Poor Velocity Control Tracking Performance

On a bench test setup with six Myxa B0Z controllers (T-Motor U8II KV 150 motors, T-Motor FA28.2x9.2 folding propellers), we observed that some motors track their setpoint poorly at high velocities.

In the test shown below, all six drives were given velocity setpoints in steps (for five seconds each 360, 350, 340, down to 310 rad/s). Some drives (Node IDs 5 and 11) manage to operate precisely at each velocity, while other drives (Node ID 3 in particular) show significant tracking errors at higher velocities.

  1. Is this an indication of a deeper, possibly hardware-related issue? Both the motors and ESCs have ran for a few hundred hours.
  2. If not, what would be the best approach to tackle this issue?

See this dashboard and the config.yaml (1.9 KB) for more context.

Today we repeated the test, but swapped motors 3 and 11. The drive with node ID 3 thus now drives the motor that was previously connected to the drive with node ID 11, and vice versa.

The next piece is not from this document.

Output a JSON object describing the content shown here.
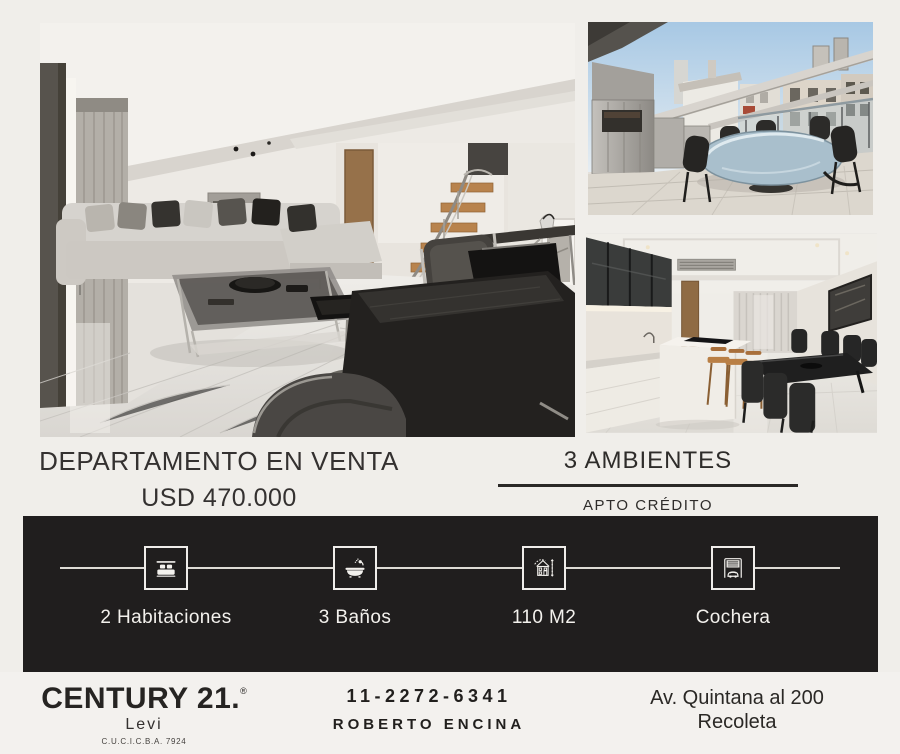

The problem persists, it is still drive number 3 which tracks poorly. This leads to the assumption that the issue is controller-based, not motor-based.

Hi Lasse,

Do you use shared motor model parameters (resistance etc) for all controllers or do you run motor identification on each of them individually? Did you re-run identification after swapping the motors? If yes, how do the values compare to each other?

Hi Pavel,

Motor identification was ran on each controller individually, and the parameters were swapped (yakut dump, load and reboot) when swapping the motors. Parameters are fairly similar for all six motors; I will upload a dump when I’m back in the lab later today.

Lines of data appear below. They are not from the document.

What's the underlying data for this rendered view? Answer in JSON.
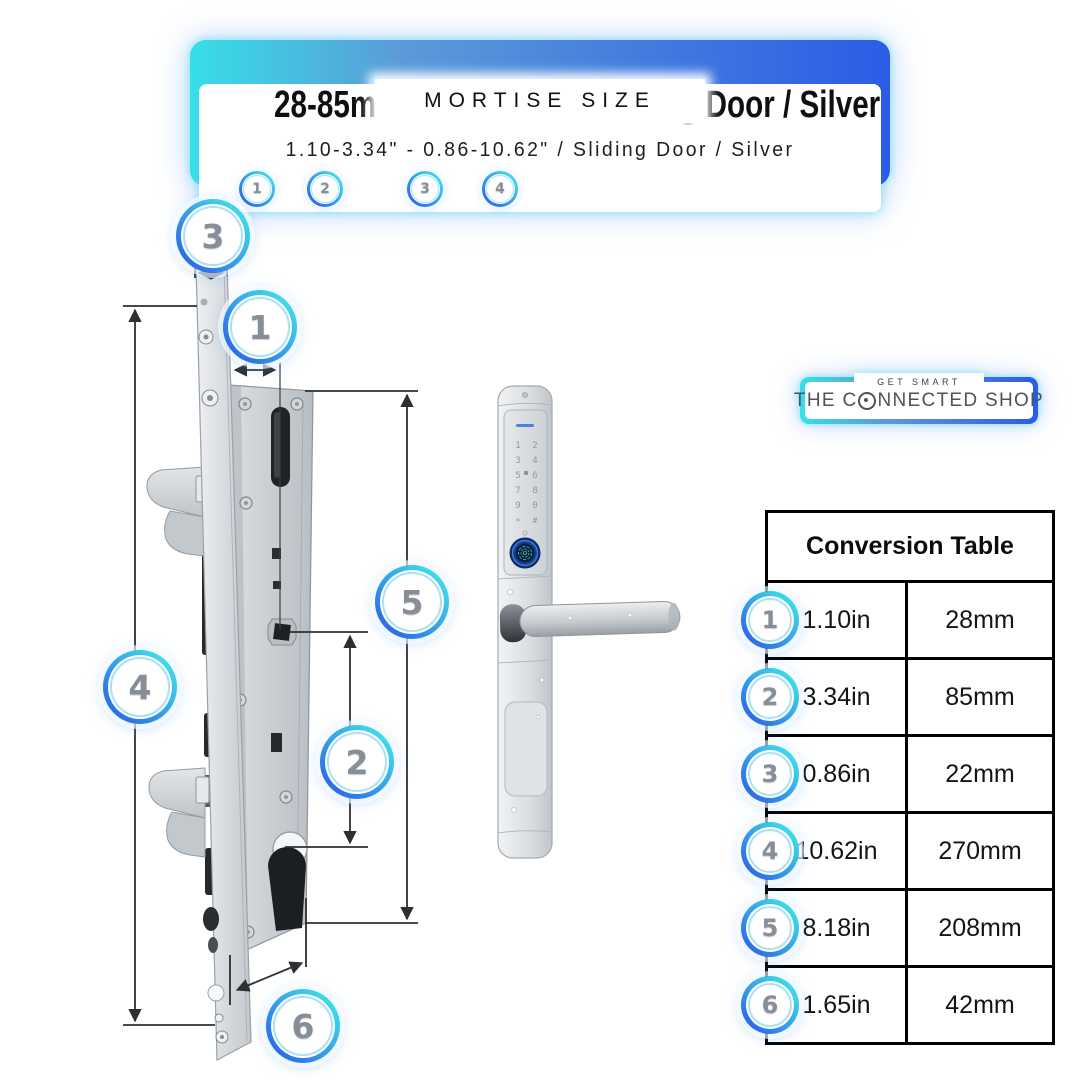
{
  "header": {
    "eyebrow": "MORTISE SIZE",
    "title": "28-85mm - 22-270mm / Sliding Door / Silver",
    "subtitle": "1.10-3.34\" - 0.86-10.62\" / Sliding Door / Silver",
    "marker_labels": [
      "1",
      "2",
      "3",
      "4"
    ]
  },
  "logo": {
    "tagline": "GET SMART",
    "name_part1": "THE C",
    "name_part2": "NNECTED SHOP",
    "full_name": "THE CONNECTED SHOP"
  },
  "diagram": {
    "callouts": [
      {
        "n": "3"
      },
      {
        "n": "1"
      },
      {
        "n": "4"
      },
      {
        "n": "5"
      },
      {
        "n": "2"
      },
      {
        "n": "6"
      }
    ]
  },
  "handle": {
    "keypad_digits": [
      "1",
      "2",
      "3",
      "4",
      "5",
      "6",
      "7",
      "8",
      "9",
      "0",
      "*",
      "#"
    ]
  },
  "table": {
    "title": "Conversion Table",
    "rows": [
      {
        "num": "1",
        "in": "1.10in",
        "mm": "28mm"
      },
      {
        "num": "2",
        "in": "3.34in",
        "mm": "85mm"
      },
      {
        "num": "3",
        "in": "0.86in",
        "mm": "22mm"
      },
      {
        "num": "4",
        "in": "10.62in",
        "mm": "270mm"
      },
      {
        "num": "5",
        "in": "8.18in",
        "mm": "208mm"
      },
      {
        "num": "6",
        "in": "1.65in",
        "mm": "42mm"
      }
    ]
  },
  "colors": {
    "cyan": "#3BE2E9",
    "blue": "#2B5CE6",
    "steel_blue": "#5B9BD8",
    "callout_gray": "#878E97",
    "table_border": "#000000",
    "fingerprint_green": "#3DB98A"
  }
}
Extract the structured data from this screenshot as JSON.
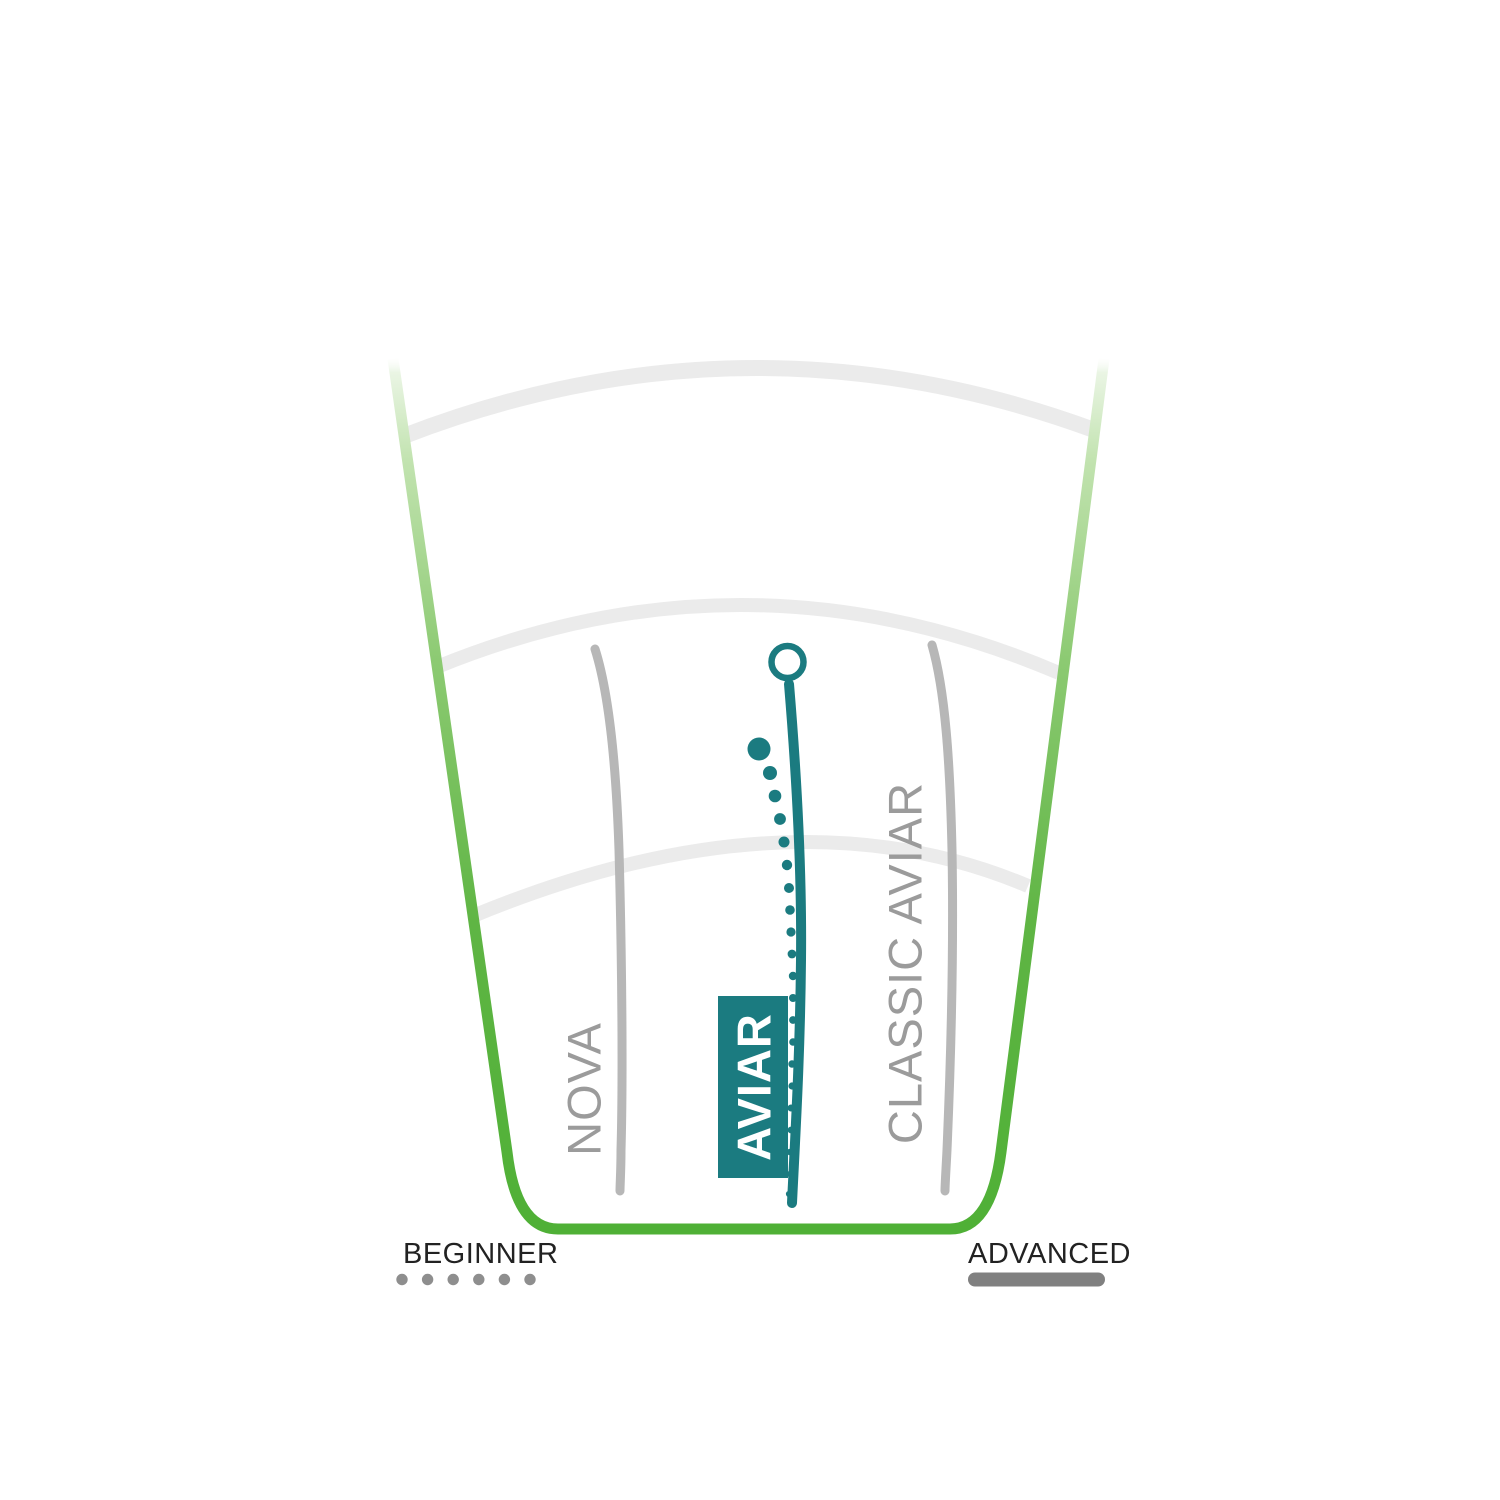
{
  "colors": {
    "background": "#ffffff",
    "fairway_green": "#4fb036",
    "fairway_green_light": "#c2e3b0",
    "teal": "#1b7b80",
    "flight_line_gray": "#b7b7b7",
    "label_gray": "#9b9b9b",
    "distance_ring_gray": "#ebebeb",
    "legend_text": "#222222",
    "legend_dot_gray": "#8e8e8e",
    "legend_bar_gray": "#808080",
    "badge_text": "#ffffff"
  },
  "labels": {
    "nova": "NOVA",
    "aviar": "AVIAR",
    "classic_aviar": "CLASSIC AVIAR"
  },
  "legend": {
    "beginner": "BEGINNER",
    "advanced": "ADVANCED"
  },
  "chart_data": {
    "type": "line",
    "title": "",
    "legend": [
      {
        "label": "BEGINNER",
        "marker": "dotted-line"
      },
      {
        "label": "ADVANCED",
        "marker": "solid-line"
      }
    ],
    "distance_rings_count": 3,
    "paths": {
      "ring_outer": "M 404 436 Q 748 303 1094 430",
      "ring_mid": "M 437 667 Q 748 540 1059 673",
      "ring_inner": "M 473 916 Q 790 785 1028 886",
      "fairway": "M 393 359 L 507 1152 Q 516 1229 558 1229 L 950 1229 Q 991 1229 1001 1152 L 1104 359",
      "nova": "M 595 649 C 608 690 616 760 619 850 C 622 960 623 1080 621 1150 C 621 1170 620 1185 620 1191",
      "classic": "M 932 645 C 945 690 950 760 952 850 C 954 960 950 1080 947 1150 C 946 1170 945 1185 945 1191",
      "aviar": "M 789 684 C 797 780 802 870 801 960 C 800 1060 795 1140 792 1203"
    },
    "series": [
      {
        "name": "NOVA",
        "color": "#b7b7b7",
        "style": "solid",
        "points_px": [
          [
            595,
            649
          ],
          [
            618,
            820
          ],
          [
            622,
            1000
          ],
          [
            620,
            1191
          ]
        ]
      },
      {
        "name": "AVIAR",
        "color": "#1b7b80",
        "style": "solid-highlighted",
        "end_marker": {
          "shape": "open-circle",
          "cx": 787.5,
          "cy": 662,
          "r": 16
        },
        "points_px": [
          [
            792,
            1203
          ],
          [
            801,
            980
          ],
          [
            797,
            780
          ],
          [
            789,
            684
          ]
        ],
        "fade_dots_px": [
          [
            759,
            749,
            11.5
          ],
          [
            770,
            773,
            7
          ],
          [
            775,
            796,
            6.3
          ],
          [
            780,
            819,
            5.9
          ],
          [
            784,
            842,
            5.5
          ],
          [
            787,
            865,
            5.2
          ],
          [
            789,
            888,
            5.0
          ],
          [
            790,
            910,
            4.8
          ],
          [
            791,
            932,
            4.6
          ],
          [
            792,
            954,
            4.4
          ],
          [
            793,
            976,
            4.2
          ],
          [
            793,
            998,
            4.0
          ],
          [
            793,
            1020,
            3.9
          ],
          [
            793,
            1042,
            3.8
          ],
          [
            792,
            1064,
            3.7
          ],
          [
            792,
            1086,
            3.6
          ],
          [
            791,
            1108,
            3.5
          ],
          [
            791,
            1130,
            3.4
          ],
          [
            790,
            1152,
            3.3
          ],
          [
            790,
            1174,
            3.2
          ],
          [
            789,
            1194,
            3.1
          ]
        ]
      },
      {
        "name": "CLASSIC AVIAR",
        "color": "#b7b7b7",
        "style": "solid",
        "points_px": [
          [
            932,
            645
          ],
          [
            952,
            850
          ],
          [
            948,
            1120
          ],
          [
            945,
            1191
          ]
        ]
      }
    ],
    "legend_marks": {
      "beginner_dots": {
        "count": 6,
        "start_x": 402,
        "y": 1279.5,
        "spacing": 25.6,
        "r": 5.7
      },
      "advanced_bar": {
        "x": 968,
        "y": 1272.5,
        "width": 137,
        "height": 14,
        "rx": 7
      }
    }
  }
}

The Telega self test runs successfully.

Lasse

Hi Pavel,

these are the motor identification parameters we ran the tests with:

1:
  motor.resistance: 0.05688731372356415
  motor.flux_linkage: 0.0019611255265772343
  motor.inductance_dq: [1.9264265574747697e-05, 1.9264265574747697e-05]
3:
  motor.resistance: 0.0572023019194603
  motor.flux_linkage: 0.0019517226610332727
  motor.inductance_dq: [1.9580600564950146e-05, 1.9580600564950146e-05]
5:
  motor.resistance: 0.058905016630887985
  motor.flux_linkage: 0.001976622035726905
  motor.inductance_dq: [1.890941166493576e-05, 1.890941166493576e-05]
7:
  motor.resistance: 0.0540958046913147
  motor.flux_linkage: 0.0019711616914719343
  motor.inductance_dq: [1.9116494513582438e-05, 1.9116494513582438e-05]
9:
  motor.resistance: 0.05808626115322113
  motor.flux_linkage: 0.001976014580577612
  motor.inductance_dq: [1.9026843801839277e-05, 1.9026843801839277e-05]
11:
  motor.resistance: 0.05738101154565811
  motor.flux_linkage: 0.001977154053747654
  motor.inductance_dq: [1.9137951312586665e-05, 1.9137951312586665e-05]

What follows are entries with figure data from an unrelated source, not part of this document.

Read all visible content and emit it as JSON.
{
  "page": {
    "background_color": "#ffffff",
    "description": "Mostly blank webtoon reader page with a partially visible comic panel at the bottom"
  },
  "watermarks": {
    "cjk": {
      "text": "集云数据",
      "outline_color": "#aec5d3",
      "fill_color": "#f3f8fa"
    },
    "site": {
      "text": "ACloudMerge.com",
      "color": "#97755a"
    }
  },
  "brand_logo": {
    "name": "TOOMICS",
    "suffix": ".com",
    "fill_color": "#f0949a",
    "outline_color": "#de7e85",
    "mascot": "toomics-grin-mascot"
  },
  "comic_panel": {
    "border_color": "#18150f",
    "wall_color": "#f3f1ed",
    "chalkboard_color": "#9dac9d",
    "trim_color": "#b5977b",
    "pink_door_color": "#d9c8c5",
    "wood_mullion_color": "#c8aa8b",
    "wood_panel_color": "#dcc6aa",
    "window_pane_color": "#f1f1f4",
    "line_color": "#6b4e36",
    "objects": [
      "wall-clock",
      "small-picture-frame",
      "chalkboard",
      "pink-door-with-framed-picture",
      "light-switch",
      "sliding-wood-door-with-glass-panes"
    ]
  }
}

Yesterday my colleague ran the identification command three more times, resulting in the three parameter files attached below.

motor-params-1.yaml (945 Bytes)
motor-params-2.yaml (942 Bytes)
motor-params-3.yaml (947 Bytes)


Edit: This is the complete configuration dump of all drives: config.yaml (24.3 KB)

Thank you for the parameters. May I ask you to swap all three phase connections on the ESC that is showing issues (e.g., change ABC to BCA or CAB so that the direction of rotation is not altered) and repeat the test? Alternatively, change any two phases and enable vsi.swap_ab. There is a rather exotic issue that I want to rule out.